Eugenie must be Andreas’s mistress. And, knowing that, she felt everything else fall into place. Achileas’s frustration with the world, that near-constant simmering anger and the strange weave of tension between the two men when they’d met at the ball.

She was sure she was right, but for the moment it didn’t matter. What mattered was finding Achileas.

Even with the full moon it took her fifteen minutes to reach the lagoon. Things looked different at night, and of course it didn’t help that she was wearing heels, but finally she found the path down between the sand dunes.

Achileas was not swimming this time. He had taken off his jacket and was barefoot, sitting on the sand, his shoulders slumped like Atlas, his eyes fixed on the barely moving water.

‘You shouldn’t have come,’ he said as she sat down beside him.

He didn’t turn to look at her, but she didn’t need to see his face. She could read his shoulders, the set of his jaw.

‘That’s not up to you,’ she said quietly. ‘Only I expect you’ll have to prove that it is, and any moment now you’re going to storm off into the darkness again. I can’t stop you doing that, but I’m just warning you now that I’m going to follow you.’

‘And why would you do that?’

His hand flexed against the sand. But he stayed sitting beside her, and all the time he was throwing angry questions at her he was here and safe.

She stared at his rigid profile. ‘You’d do the same for me. You did the same for me.’

‘That was different. You were upset.’

And you’re not?she thought.

He looked up at her, as if hearing her unspoken accusation. ‘No amount of talking is going to change this.’

He meant fix this, she thought. But first he had to admit what was broken.

‘Maybe not,’ she admitted. ‘Some things can’t be changed. But sometimes they don’t need to be. You just need to find a way to accept them and adapt.’

‘Accept and adapt?’ He shook his head, his mouth twisting into a shape that scraped at her skin. ‘And you think I can do that?’
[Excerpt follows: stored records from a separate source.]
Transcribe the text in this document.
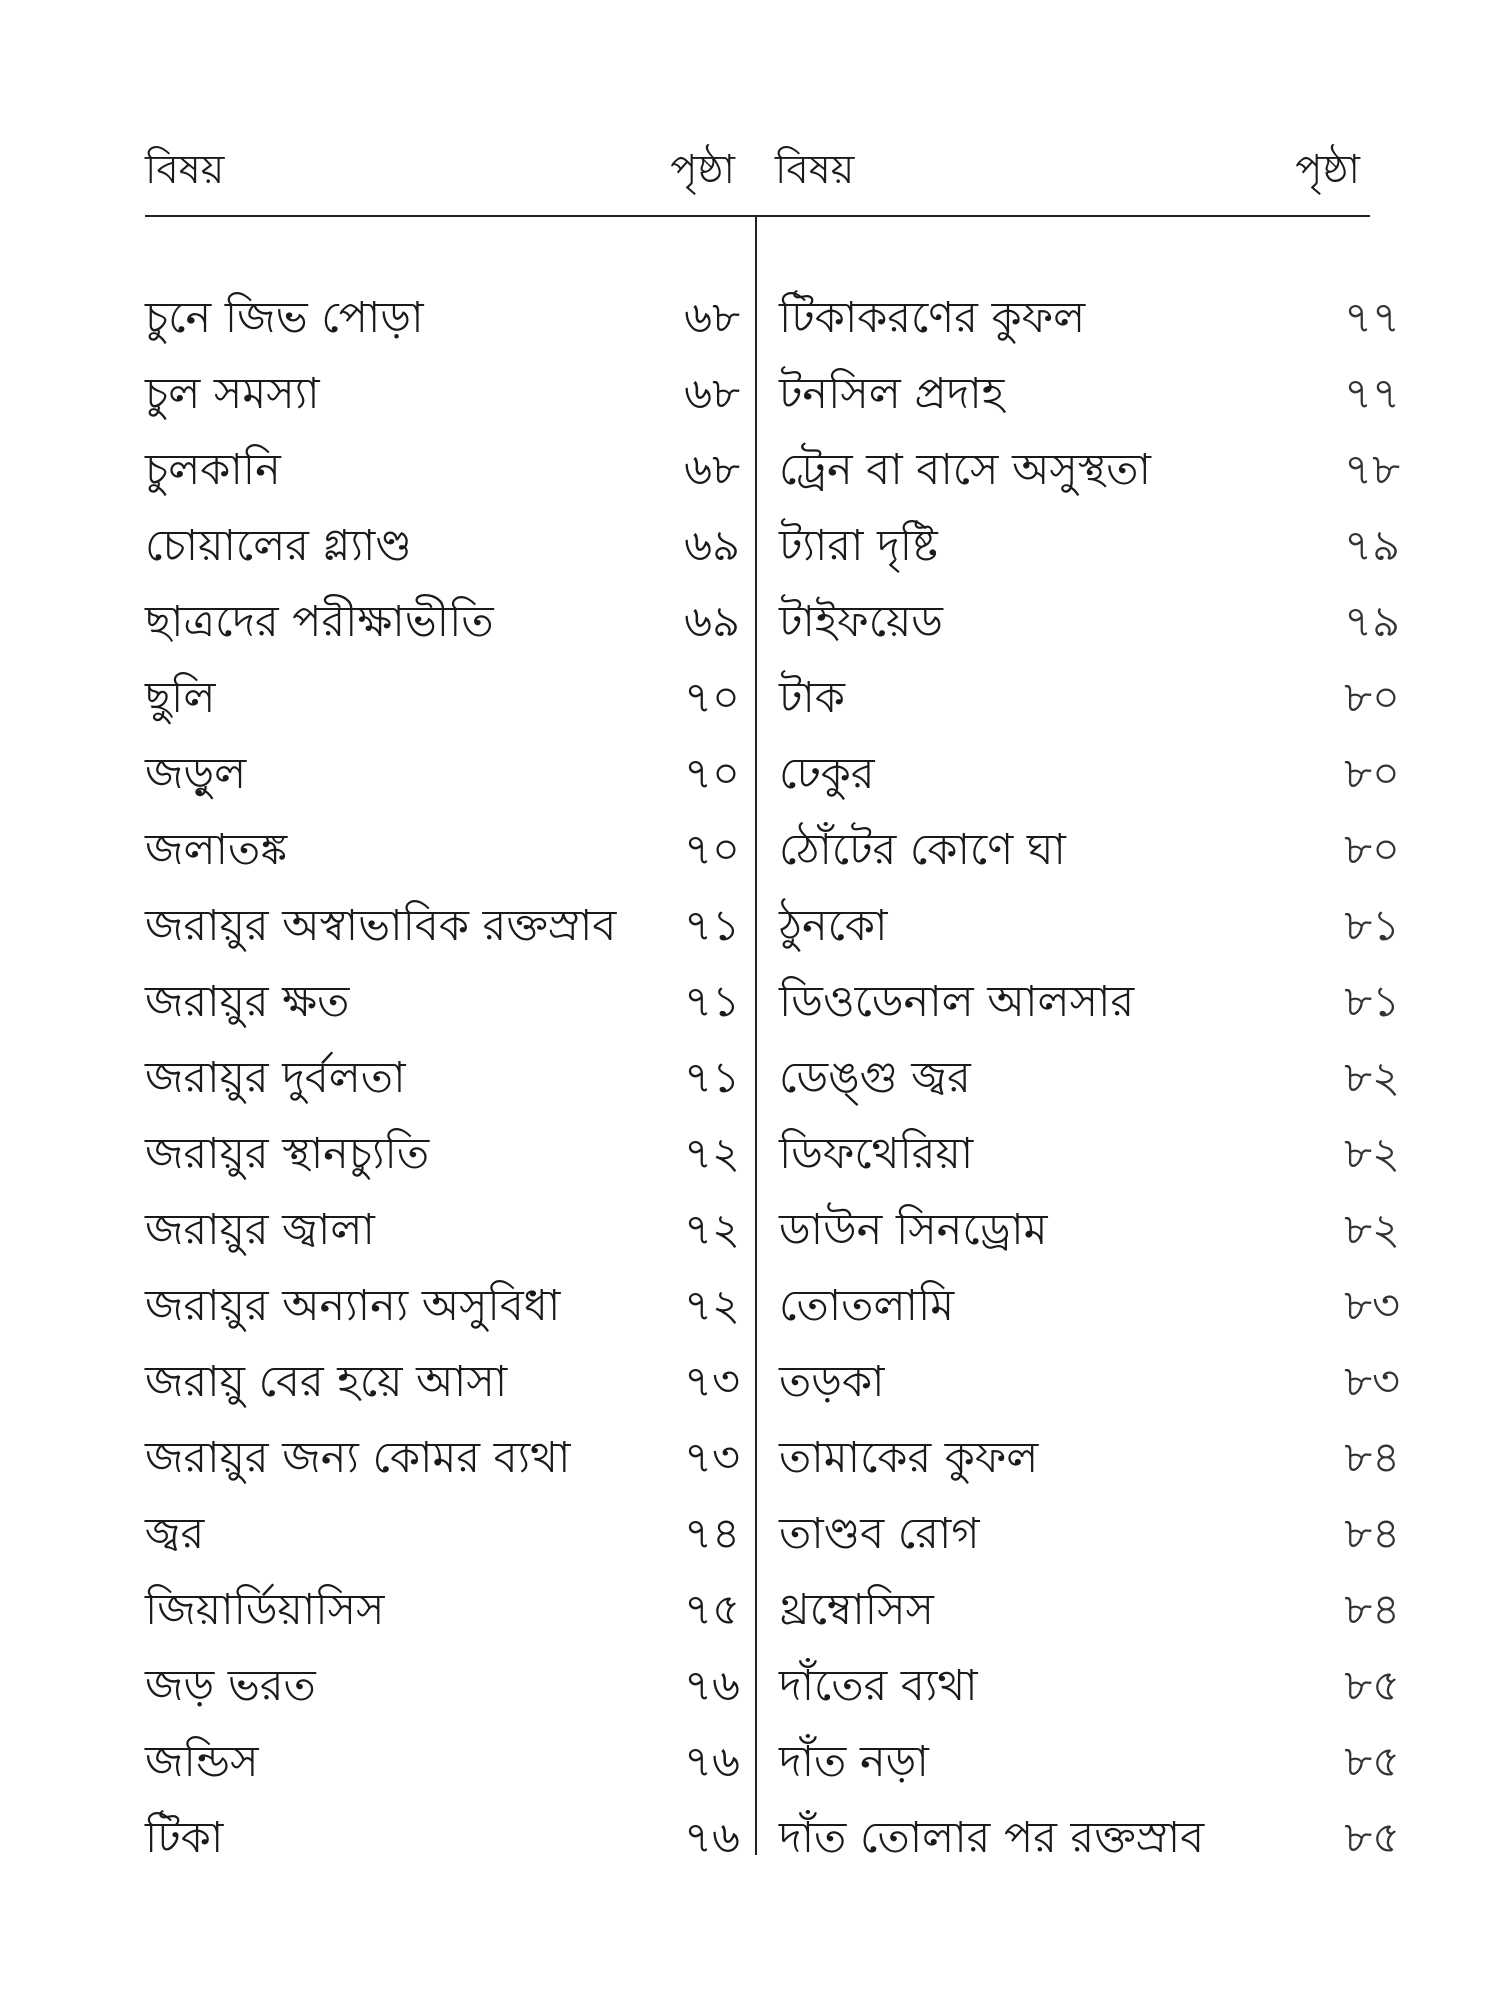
বিষয়	পৃষ্ঠা বিষয়	পৃষ্ঠা
চুনে জিভ পোড়া	৬৮
চুল সমস্যা	৬৮
চুলকানি	৬৮
চোয়ালের গ্ল্যাণ্ড	৬৯
ছাত্রদের পরীক্ষাভীতি	৬৯
ছুলি	৭০
জড়ুল	৭০
জলাতঙ্ক	৭০
জরায়ুর অস্বাভাবিক রক্তস্রাব	৭১
জরায়ুর ক্ষত	৭১
জরায়ুর দুর্বলতা	৭১
জরায়ুর স্থানচ্যুতি	৭২
জরায়ুর জ্বালা	৭২
জরায়ুর অন্যান্য অসুবিধা	৭২
জরায়ু বের হয়ে আসা	৭৩
জরায়ুর জন্য কোমর ব্যথা	৭৩
জ্বর	৭৪
জিয়ার্ডিয়াসিস	৭৫
জড় ভরত	৭৬
জন্ডিস	৭৬
টিকা	৭৬
টিকাকরণের কুফল	৭৭
টনসিল প্রদাহ	৭৭
ট্রেন বা বাসে অসুস্থতা	৭৮
ট্যারা দৃষ্টি	৭৯
টাইফয়েড	৭৯
টাক	৮০
ঢেকুর	৮০
ঠোঁটের কোণে ঘা	৮০
ঠুনকো	৮১
ডিওডেনাল আলসার	৮১
ডেঙ্গু জ্বর	৮২
ডিফথেরিয়া	৮২
ডাউন সিনড্রোম	৮২
তোতলামি	৮৩
তড়কা	৮৩
তামাকের কুফল	৮৪
তাণ্ডব রোগ	৮৪
থ্রম্বোসিস	৮৪
দাঁতের ব্যথা	৮৫
দাঁত নড়া	৮৫
দাঁত তোলার পর রক্তস্রাব	৮৫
There was tension in his words, and with a jolt she realised that he didn’t need to go into the darkness to hide. He was hiding all the time, using his anger and impatience to deflect prying eyes from what lay beneath.
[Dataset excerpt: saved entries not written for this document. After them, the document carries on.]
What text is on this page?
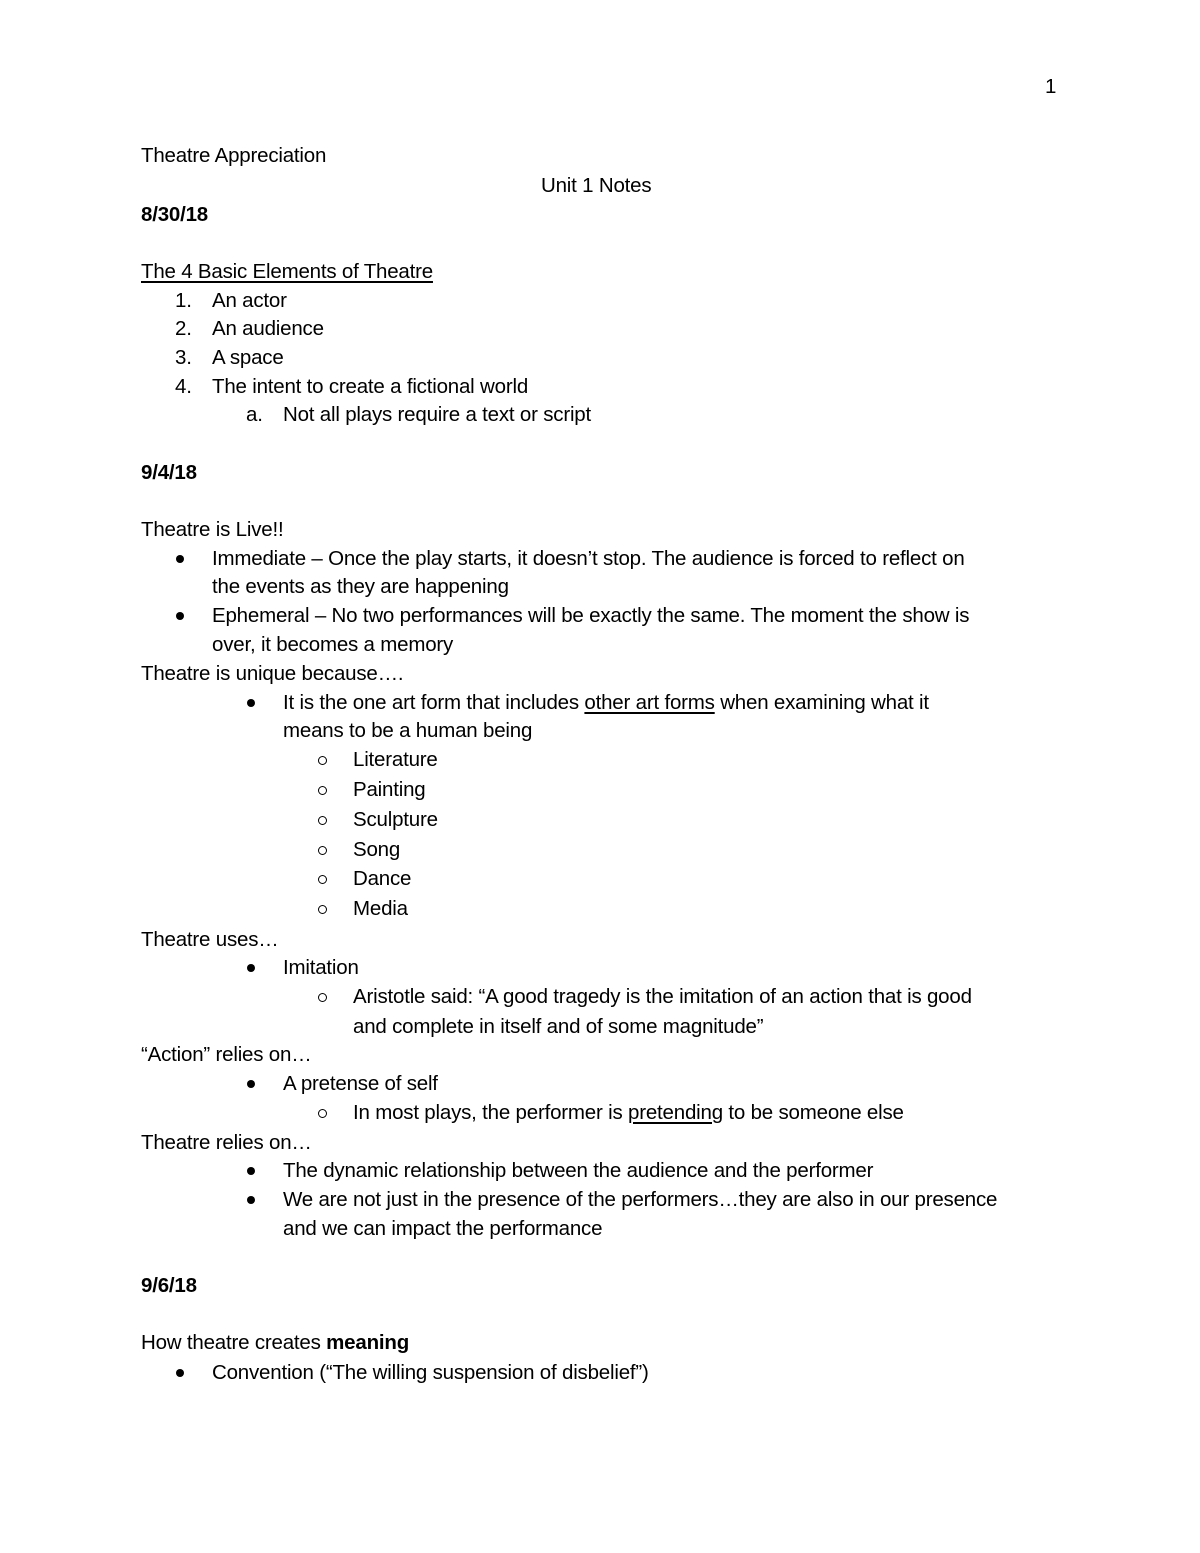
1
Theatre Appreciation
Unit 1 Notes
8/30/18
The 4 Basic Elements of Theatre
1. An actor
2. An audience
3. A space
4. The intent to create a fictional world
a. Not all plays require a text or script
9/4/18
Theatre is Live!!
Immediate – Once the play starts, it doesn’t stop. The audience is forced to reflect on
the events as they are happening
Ephemeral – No two performances will be exactly the same. The moment the show is
over, it becomes a memory
Theatre is unique because….
It is the one art form that includes other art forms when examining what it
means to be a human being
Literature
Painting
Sculpture
Song
Dance
Media
Theatre uses…
Imitation
Aristotle said: “A good tragedy is the imitation of an action that is good
and complete in itself and of some magnitude”
“Action” relies on…
A pretense of self
In most plays, the performer is pretending to be someone else
Theatre relies on…
The dynamic relationship between the audience and the performer
We are not just in the presence of the performers…they are also in our presence
and we can impact the performance
9/6/18
How theatre creates meaning
Convention (“The willing suspension of disbelief”)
Slipping off her sandals, she nodded. ‘I think you can do pretty much anything if you set your mind to it.’

There was something flickering in his eyes that she couldn’t follow. ‘How did you know?’ he said finally. ‘That Eugenie wasn’t my mother?’

Remembering Eugenie’s cool, regal beauty, she said quietly, ‘She didn’t seem like the kind of person who likes old musicals.’

‘Probably not. Truthfully, though, what would I know?’ There was a tightness in his voice that made it sound flat, detached, as if it belonged to another man entirely. ‘I’ve never met her. But then up until six months ago I’d only met my father once.’

Effie stared at him in confusion. Was that a joke? Surely it must be. But one look at his face told her that he was being serious. Mute with shock, she groped in her mind for some kind of logic that would explain his words.